Work

How Seventh Graders can Learn and Teach Robotics 
First published on EdSurge
Karl Wendt


A few months ago I left Nashville to implement the hands-on robotics projects my team and I created at Discover Create Advance (DCA). I worked with a group of 7th graders at East Bay Innovation Academy, a charter school in Oakland, California. In my first time using DCA projects to teach principles of physical science as a solo teacher in a traditional classroom setting, I learned that beyond being prepared and organized, running robotics projects requires selecting where to innovate, challenging the students to go deeper, and inviting students to lead.

Innovate on the margins

Student-led innovation is a cornerstone of effective project based learning, but it can be difficult to manage. Using an existing project that has clear goals can provide an excellent foundation on which to innovate. When a student has completed something that works, they have far more confidence to try and fail and try again on an open-ended problem. Starting with a kit or basic project also provides known ways to ensure that key content is included in the student experience. Once the kit has been completed, students can use what they learned to recombine the parts in new and novel ways or add additional parts to the existing kit to demonstrate student-led innovation.

In the classroom in Oakland, the students built DCA’s Scribot (a programmable drawing robot) and then innovated by adding sensors, changing the programming, and designing and building various pieces to make a vehicle that can navigate a model city and perform a municipal function, like raising a fire truck ladder or delivering mail. By adding on to the existing platform students learned to make the project their own-- solving problems of interest to them.

Avoid the path of least resistance

With sophisticated projects come many questions, and there’s no way for one teacher to answer them all. Before students begin the project, they should create a detailed plan for the unknown. What will they do when they don’t know what to do? Where will they get answers? Managing this is key to surviving project-based learning in a middle school classroom.
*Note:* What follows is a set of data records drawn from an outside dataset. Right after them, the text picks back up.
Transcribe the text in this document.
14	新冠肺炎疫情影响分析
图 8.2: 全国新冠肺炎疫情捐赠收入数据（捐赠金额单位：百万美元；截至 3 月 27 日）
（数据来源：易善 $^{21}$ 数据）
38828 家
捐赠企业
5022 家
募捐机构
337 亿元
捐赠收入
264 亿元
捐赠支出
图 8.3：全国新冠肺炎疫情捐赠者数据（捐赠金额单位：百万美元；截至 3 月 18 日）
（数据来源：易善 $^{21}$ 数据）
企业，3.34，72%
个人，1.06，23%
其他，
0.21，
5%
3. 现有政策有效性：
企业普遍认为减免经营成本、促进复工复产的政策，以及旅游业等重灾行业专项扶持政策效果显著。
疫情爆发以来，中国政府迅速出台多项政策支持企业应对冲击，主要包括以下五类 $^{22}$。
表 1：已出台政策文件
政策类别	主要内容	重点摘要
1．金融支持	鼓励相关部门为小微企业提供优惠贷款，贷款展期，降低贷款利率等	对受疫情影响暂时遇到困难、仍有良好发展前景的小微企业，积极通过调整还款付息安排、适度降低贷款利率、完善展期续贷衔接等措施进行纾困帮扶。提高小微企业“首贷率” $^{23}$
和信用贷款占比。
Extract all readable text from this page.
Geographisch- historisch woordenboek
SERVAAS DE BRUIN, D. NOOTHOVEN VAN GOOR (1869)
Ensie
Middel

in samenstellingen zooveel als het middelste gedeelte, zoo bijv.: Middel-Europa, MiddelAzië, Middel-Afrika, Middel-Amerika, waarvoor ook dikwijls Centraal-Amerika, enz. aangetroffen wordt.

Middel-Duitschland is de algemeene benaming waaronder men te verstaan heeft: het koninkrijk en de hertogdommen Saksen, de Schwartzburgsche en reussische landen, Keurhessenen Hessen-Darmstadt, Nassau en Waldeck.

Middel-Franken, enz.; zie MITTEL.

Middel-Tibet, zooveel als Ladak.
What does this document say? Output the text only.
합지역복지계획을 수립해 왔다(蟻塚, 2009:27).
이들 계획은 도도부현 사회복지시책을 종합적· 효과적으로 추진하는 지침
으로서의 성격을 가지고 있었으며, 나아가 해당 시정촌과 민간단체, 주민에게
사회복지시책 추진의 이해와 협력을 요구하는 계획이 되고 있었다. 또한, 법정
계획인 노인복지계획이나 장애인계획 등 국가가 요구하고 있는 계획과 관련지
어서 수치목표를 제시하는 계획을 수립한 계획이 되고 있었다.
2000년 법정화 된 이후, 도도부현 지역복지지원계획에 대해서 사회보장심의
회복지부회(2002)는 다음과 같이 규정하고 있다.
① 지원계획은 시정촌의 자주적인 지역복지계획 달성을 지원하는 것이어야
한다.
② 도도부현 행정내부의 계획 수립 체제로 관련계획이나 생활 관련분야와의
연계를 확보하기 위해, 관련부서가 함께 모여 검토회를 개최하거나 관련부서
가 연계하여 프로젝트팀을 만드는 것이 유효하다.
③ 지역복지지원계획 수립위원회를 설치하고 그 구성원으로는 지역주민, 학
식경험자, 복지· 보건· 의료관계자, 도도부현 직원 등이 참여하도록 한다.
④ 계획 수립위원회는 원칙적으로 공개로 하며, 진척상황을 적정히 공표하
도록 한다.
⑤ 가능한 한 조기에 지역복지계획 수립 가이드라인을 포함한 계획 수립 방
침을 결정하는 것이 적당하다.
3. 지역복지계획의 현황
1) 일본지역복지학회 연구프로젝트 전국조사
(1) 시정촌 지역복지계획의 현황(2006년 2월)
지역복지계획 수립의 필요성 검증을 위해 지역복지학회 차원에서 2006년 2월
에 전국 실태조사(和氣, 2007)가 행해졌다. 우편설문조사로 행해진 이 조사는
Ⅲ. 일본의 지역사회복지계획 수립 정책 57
I asked students to create at least three detailed examples of ways they could solve the problem they were facing before I would give them an answer. Often the very act of writing down the problem will give them a clue to the answer they are seeking. Giving the students more responsibility for problem solving enriches the learning experience and makes the classroom much easier to manage.

Distribute the leadership

Giving students who demonstrate course competency and maturity the chance to be a leader and help other students can make a big difference in what students learn and how engaged they are in the project. A few weeks into the project it should be clear which students have competency to help their peers. I made our student leadership roles optional, but I also made sure they saw it as a privilege. Student leaders should understand that their role is to guide other students to the answer, but not simply provide the answer. Our students helped their peers with everything from how to set up their digital portfolio to how to code and wire their robot.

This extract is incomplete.